Continuous Infusion Protocol
For ongoing alkalinization needs (e.g., sodium channel blocker toxicity):
- Prepare 150 mEq/L solution 1
- Infuse at 1-3 mL/kg/hour 1
- Continue until pH ≥ 7.30 or QRS normalization in toxicity cases 1
- Monitor for hypernatremia (stop if Na+ > 150-155 mEq/L) 1
- Monitor for excessive alkalemia (stop if pH > 7.50-7.55) 1
Common Pitfalls and Complications
Major adverse effects to anticipate: 1
- Hypernatremia and hyperosmolarity (especially with hypertonic solutions)
- Hypokalemia requiring aggressive replacement
- Ionized hypocalcemia (worsens cardiac contractility)
- Paradoxical intracellular acidosis (if ventilation inadequate)

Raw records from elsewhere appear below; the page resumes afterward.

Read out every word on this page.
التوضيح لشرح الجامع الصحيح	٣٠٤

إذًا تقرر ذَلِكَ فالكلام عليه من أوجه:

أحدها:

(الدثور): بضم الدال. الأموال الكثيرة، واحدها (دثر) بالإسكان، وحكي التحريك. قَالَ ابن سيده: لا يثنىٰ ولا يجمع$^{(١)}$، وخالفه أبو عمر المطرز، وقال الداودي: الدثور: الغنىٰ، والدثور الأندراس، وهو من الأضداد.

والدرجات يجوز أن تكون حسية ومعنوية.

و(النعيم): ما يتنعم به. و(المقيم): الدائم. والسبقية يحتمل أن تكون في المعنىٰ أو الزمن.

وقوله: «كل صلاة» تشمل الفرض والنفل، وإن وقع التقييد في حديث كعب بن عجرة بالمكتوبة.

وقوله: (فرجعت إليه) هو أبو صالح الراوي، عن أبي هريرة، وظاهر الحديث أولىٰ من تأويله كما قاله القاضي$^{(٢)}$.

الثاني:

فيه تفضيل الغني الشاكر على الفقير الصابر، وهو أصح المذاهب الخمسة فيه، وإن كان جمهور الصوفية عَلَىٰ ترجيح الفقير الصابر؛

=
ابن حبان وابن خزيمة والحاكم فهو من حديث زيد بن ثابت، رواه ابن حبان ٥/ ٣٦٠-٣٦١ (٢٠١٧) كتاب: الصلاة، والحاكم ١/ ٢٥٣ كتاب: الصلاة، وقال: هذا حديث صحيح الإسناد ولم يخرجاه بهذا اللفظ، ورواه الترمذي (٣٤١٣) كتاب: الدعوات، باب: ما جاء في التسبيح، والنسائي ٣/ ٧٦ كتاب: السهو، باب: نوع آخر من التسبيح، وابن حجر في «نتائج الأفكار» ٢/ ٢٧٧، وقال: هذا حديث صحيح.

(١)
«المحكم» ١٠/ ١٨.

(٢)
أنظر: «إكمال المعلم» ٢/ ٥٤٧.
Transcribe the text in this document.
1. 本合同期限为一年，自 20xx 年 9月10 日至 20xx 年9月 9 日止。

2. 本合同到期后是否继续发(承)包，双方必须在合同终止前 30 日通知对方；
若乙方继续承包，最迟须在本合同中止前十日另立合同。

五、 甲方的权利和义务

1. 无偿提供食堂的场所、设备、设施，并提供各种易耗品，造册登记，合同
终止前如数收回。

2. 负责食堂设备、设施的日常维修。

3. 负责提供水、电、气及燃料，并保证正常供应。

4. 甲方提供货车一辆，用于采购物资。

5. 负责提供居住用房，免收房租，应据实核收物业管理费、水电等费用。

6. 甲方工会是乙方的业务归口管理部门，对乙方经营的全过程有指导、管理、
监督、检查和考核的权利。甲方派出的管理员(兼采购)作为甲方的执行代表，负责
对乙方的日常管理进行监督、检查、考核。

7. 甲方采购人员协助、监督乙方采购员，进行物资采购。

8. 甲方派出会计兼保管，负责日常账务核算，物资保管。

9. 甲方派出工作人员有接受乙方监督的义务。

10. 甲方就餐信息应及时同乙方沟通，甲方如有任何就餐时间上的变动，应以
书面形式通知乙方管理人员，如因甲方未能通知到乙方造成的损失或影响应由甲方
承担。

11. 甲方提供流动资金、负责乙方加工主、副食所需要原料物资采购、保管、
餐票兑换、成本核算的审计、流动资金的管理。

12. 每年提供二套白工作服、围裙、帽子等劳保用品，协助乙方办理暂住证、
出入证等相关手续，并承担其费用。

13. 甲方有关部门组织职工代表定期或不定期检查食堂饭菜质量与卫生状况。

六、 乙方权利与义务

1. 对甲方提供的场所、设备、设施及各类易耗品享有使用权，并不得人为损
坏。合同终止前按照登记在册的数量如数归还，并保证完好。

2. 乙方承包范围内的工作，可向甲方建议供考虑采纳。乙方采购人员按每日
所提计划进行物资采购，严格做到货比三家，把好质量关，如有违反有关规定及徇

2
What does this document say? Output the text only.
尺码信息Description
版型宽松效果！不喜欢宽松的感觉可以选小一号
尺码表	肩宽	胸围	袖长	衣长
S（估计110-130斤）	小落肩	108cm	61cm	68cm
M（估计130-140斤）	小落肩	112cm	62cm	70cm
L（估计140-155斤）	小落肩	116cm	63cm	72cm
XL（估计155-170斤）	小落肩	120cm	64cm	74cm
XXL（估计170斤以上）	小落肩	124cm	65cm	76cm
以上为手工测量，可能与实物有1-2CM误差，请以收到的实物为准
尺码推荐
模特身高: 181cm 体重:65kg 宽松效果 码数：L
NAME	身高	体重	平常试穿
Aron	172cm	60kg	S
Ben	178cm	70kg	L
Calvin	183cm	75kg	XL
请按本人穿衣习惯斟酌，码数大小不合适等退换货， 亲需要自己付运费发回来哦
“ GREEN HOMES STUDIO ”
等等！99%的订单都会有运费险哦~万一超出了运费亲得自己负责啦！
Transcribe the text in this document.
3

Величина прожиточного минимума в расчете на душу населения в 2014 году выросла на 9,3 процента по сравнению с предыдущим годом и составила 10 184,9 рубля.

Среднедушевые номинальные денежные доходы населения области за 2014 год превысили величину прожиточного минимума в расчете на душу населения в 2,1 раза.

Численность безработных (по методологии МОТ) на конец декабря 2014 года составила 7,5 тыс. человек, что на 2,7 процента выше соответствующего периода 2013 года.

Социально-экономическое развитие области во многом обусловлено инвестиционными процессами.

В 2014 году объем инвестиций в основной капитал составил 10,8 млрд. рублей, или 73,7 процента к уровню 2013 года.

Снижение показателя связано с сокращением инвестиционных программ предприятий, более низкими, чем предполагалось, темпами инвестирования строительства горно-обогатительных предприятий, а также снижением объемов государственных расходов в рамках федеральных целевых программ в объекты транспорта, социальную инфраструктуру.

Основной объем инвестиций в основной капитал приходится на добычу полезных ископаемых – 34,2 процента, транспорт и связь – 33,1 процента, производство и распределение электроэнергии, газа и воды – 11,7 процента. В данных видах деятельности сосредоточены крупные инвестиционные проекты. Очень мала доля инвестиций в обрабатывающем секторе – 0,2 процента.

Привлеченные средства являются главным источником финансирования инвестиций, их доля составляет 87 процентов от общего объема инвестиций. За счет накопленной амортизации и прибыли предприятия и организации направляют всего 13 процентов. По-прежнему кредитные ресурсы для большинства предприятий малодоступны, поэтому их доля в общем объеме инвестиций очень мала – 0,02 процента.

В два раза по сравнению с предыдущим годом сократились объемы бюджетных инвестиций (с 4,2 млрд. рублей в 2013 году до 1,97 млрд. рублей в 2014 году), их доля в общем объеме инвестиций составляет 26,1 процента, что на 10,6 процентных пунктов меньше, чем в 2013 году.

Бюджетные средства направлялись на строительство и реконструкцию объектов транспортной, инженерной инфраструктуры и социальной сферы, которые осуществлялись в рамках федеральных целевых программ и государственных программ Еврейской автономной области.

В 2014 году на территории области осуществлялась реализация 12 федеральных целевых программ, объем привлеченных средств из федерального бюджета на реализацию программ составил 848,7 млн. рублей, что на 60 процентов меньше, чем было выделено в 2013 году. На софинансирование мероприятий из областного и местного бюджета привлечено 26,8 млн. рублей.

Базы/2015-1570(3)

- Sodium and fluid overload
- Increased lactate production
- Rebound metabolic alkalosis with overcorrection
The single most important pitfall is administering bicarbonate without ensuring adequate ventilation—this converts extracellular alkalosis into intracellular acidosis, inhibits oxygen release via leftward oxyhemoglobin shift, and worsens outcomes. 1
Special Populations
Chronic kidney disease patients:
- Oral sodium bicarbonate 2-4 g/day (25-50 mEq/day) for outpatient management 1
- Target serum bicarbonate ≥ 22 mmol/L 1, 3
- Benefits include increased serum albumin, decreased protein degradation, fewer hospitalizations 1
Cardiac arrest:
- Give only after first epinephrine dose fails 1
- Dose: 1 mEq/kg as single bolus before second epinephrine 1
- Repeat every 5-10 minutes guided by arterial pH 2
Duration of Therapy
Continue sodium bicarbonate infusion until: 3
- Serum bicarbonate reaches ≥ 22 mmol/L in metabolic acidosis
- pH rises above 7.0 in severe acidosis (pH < 7.0), then reassess
- QRS normalization and hemodynamic stability in toxicity cases
- Development of hypernatremia (Na+ > 150-155 mEq/L) or alkalemia (pH > 7.50-7.55)
Monitor serum bicarbonate every 2-4 hours during active infusion, then at least monthly in maintenance dialysis patients. 3
The best treatment for metabolic acidosis remains correcting the underlying cause and restoring adequate circulation—bicarbonate buys time but does not treat the disease 1.